What educational value is there in seeing marine life out of their natural environment? They want to sustain their captive Beluga population while depleting the Beluga population in their natural habitat. And yes Micheal said it the best: zoos and aquariums teach what many other institutions do in our society: that it’s okay to kill, imprison, manipulate, and use other animals for our own ends simply because they are not human.

Eileen Crossman

November 20th, 2012
9:46 pm

There is no justification for the capture and imprisonment of these wild sentient beings. Aquariums want them to draw audiences in order to increase their revenues. That’s it, plain and simple. Leave the whales in the ocean where they belong. Protect them in their habitat. Protect the habitat. Let’s omit the bogus science from the argument.

leah

November 20th, 2012
7:38 pm

Aquariums do not translate into useful public action or awareness. Its just sight-seeing. Proof–Japan is a tiny country with over 50 aquariums, yet they kill up to 20,000 dolphins and whales every year–and most citizens there don’t know or care. We can support beluga conservation by leaving them to live freely in their NATURAL habitat!

Alan Howard

November 20th, 2012
5:58 pm

The “tiny minority of critics” that William Hurley refers to is actually quite a lot bigger than he thinks. We are many, and we are not going away until the permit to import the 18 Belugas is denied.
The only beneficiary of this proposed import is the Georgia Aquarium and its stakeholders. Not the people who pay to go there in a misguided attempt at education, when they learn more by surfing the net or seeing these animals in their natural habitat.
This proposed import is not about education or conservation.
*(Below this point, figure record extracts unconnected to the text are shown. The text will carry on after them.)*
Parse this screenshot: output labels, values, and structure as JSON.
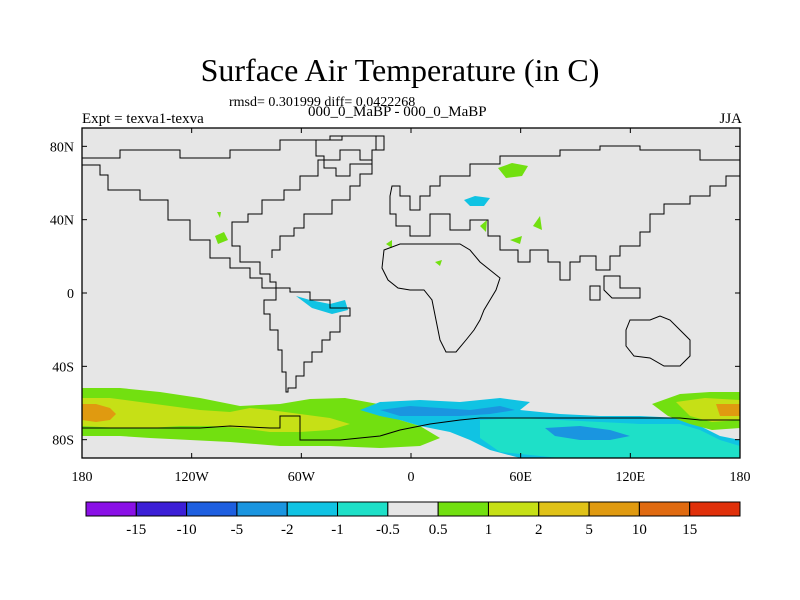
{
  "title": "Surface Air Temperature (in C)",
  "stats": "rmsd= 0.301999 diff= 0.0422268",
  "experiment": "Expt = texva1-texva",
  "period": "000_0_MaBP - 000_0_MaBP",
  "season": "JJA",
  "map": {
    "lon_range": [
      -180,
      180
    ],
    "lat_range": [
      -90,
      90
    ],
    "x_ticks": [
      {
        "value": -180,
        "label": "180"
      },
      {
        "value": -120,
        "label": "120W"
      },
      {
        "value": -60,
        "label": "60W"
      },
      {
        "value": 0,
        "label": "0"
      },
      {
        "value": 60,
        "label": "60E"
      },
      {
        "value": 120,
        "label": "120E"
      },
      {
        "value": 180,
        "label": "180"
      }
    ],
    "y_ticks": [
      {
        "value": 80,
        "label": "80N"
      },
      {
        "value": 40,
        "label": "40N"
      },
      {
        "value": 0,
        "label": "0"
      },
      {
        "value": -40,
        "label": "40S"
      },
      {
        "value": -80,
        "label": "80S"
      }
    ],
    "background_color": "#e6e6e6"
  },
  "colorbar": {
    "colors": [
      "#8a10e6",
      "#3c1fd6",
      "#1e5fe0",
      "#1a95e0",
      "#10c3e3",
      "#1ee0c8",
      "#e6e6e6",
      "#72e010",
      "#c6e016",
      "#e0c218",
      "#e09a10",
      "#e06a10",
      "#e0300a"
    ],
    "labels": [
      "-15",
      "-10",
      "-5",
      "-2",
      "-1",
      "-0.5",
      "0.5",
      "1",
      "2",
      "5",
      "10",
      "15"
    ]
  }
}
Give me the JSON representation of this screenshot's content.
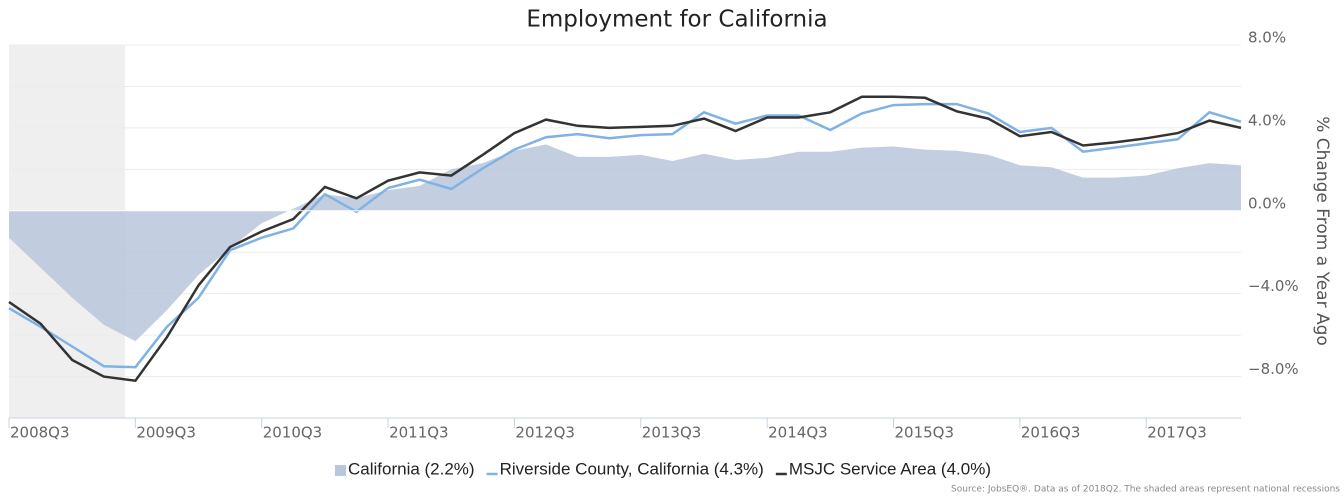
{
  "chart_data": {
    "type": "line",
    "title": "Employment for California",
    "y_axis_label": "% Change From a Year Ago",
    "source": "Source: JobsEQ®. Data as of 2018Q2. The shaded areas represent national recessions",
    "categories": [
      "2008Q3",
      null,
      null,
      null,
      "2009Q3",
      null,
      null,
      null,
      "2010Q3",
      null,
      null,
      null,
      "2011Q3",
      null,
      null,
      null,
      "2012Q3",
      null,
      null,
      null,
      "2013Q3",
      null,
      null,
      null,
      "2014Q3",
      null,
      null,
      null,
      "2015Q3",
      null,
      null,
      null,
      "2016Q3",
      null,
      null,
      null,
      "2017Q3",
      null,
      null,
      null
    ],
    "recession": {
      "start": 0,
      "end": 3
    },
    "ylim": [
      -10,
      8
    ],
    "yticks": [
      {
        "value": 8,
        "label": "8.0%"
      },
      {
        "value": 4,
        "label": "4.0%"
      },
      {
        "value": 0,
        "label": "0.0%"
      },
      {
        "value": -4,
        "label": "−4.0%"
      },
      {
        "value": -8,
        "label": "−8.0%"
      }
    ],
    "yminor": [
      6,
      2,
      -2,
      -6
    ],
    "grid": true,
    "legend": "bottom",
    "series": [
      {
        "name": "California (2.2%)",
        "kind": "area",
        "color": "#b8c7db",
        "values": [
          -1.3,
          -2.75,
          -4.2,
          -5.5,
          -6.3,
          -4.8,
          -3.1,
          -1.8,
          -0.6,
          0.1,
          0.8,
          0.6,
          1.0,
          1.2,
          2.0,
          2.3,
          2.9,
          3.2,
          2.6,
          2.6,
          2.7,
          2.4,
          2.75,
          2.45,
          2.55,
          2.85,
          2.85,
          3.05,
          3.1,
          2.95,
          2.9,
          2.7,
          2.2,
          2.1,
          1.6,
          1.6,
          1.7,
          2.05,
          2.3,
          2.2
        ]
      },
      {
        "name": "Riverside County, California (4.3%)",
        "kind": "line",
        "color": "#7fb2e5",
        "values": [
          -4.7,
          -5.6,
          -6.55,
          -7.5,
          -7.55,
          -5.6,
          -4.2,
          -1.9,
          -1.3,
          -0.85,
          0.8,
          -0.05,
          1.1,
          1.5,
          1.05,
          2.05,
          2.95,
          3.55,
          3.7,
          3.5,
          3.65,
          3.7,
          4.75,
          4.2,
          4.6,
          4.6,
          3.9,
          4.7,
          5.1,
          5.15,
          5.15,
          4.7,
          3.8,
          4.0,
          2.85,
          3.05,
          3.25,
          3.45,
          4.75,
          4.3
        ]
      },
      {
        "name": "MSJC Service Area (4.0%)",
        "kind": "line",
        "color": "#333333",
        "values": [
          -4.4,
          -5.45,
          -7.2,
          -8.0,
          -8.2,
          -6.1,
          -3.6,
          -1.75,
          -1.0,
          -0.4,
          1.15,
          0.6,
          1.45,
          1.85,
          1.7,
          2.7,
          3.75,
          4.4,
          4.1,
          4.0,
          4.05,
          4.1,
          4.45,
          3.85,
          4.5,
          4.5,
          4.75,
          5.5,
          5.5,
          5.45,
          4.8,
          4.45,
          3.6,
          3.8,
          3.15,
          3.3,
          3.5,
          3.75,
          4.35,
          4.0
        ]
      }
    ]
  }
}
It is about money.

Nancy Y

November 20th, 2012
5:01 pm

If the GA Aquarium continues to pursue this acquisition of belugas, I will not spend any more money with them — my family is firmly committed to conservation of wild animals, and this application shows a blatant disregard for wild belugas. This facility should do what it can to rescue the belugas in Canada, helping those whales and the wild populations. DO THE RIGHT THING, GEORGIA AQUARIUM!

Kathie Jenni

November 20th, 2012
3:59 pm

Even if the public were firmly in favor of capturing wild belugas to put into captivity, I would find it wrong. It violates the most basic rights to liberty, a natural life with other conspecifics, and (since captive animals die early) life itself. For that reason, moreover, even if it did serve the interests of conservation (which I do not believe), and even if it did teach people something substantial (which no evidence supports), it would still be wrong, because a violation of individuals’ basic rights. And I have to echo Michael’s point above: zoos and aquariums teach what many other institutions do in our society: that it’s okay to kill, imprison, manipulate, and use other animals for our own ends simply because they are not human.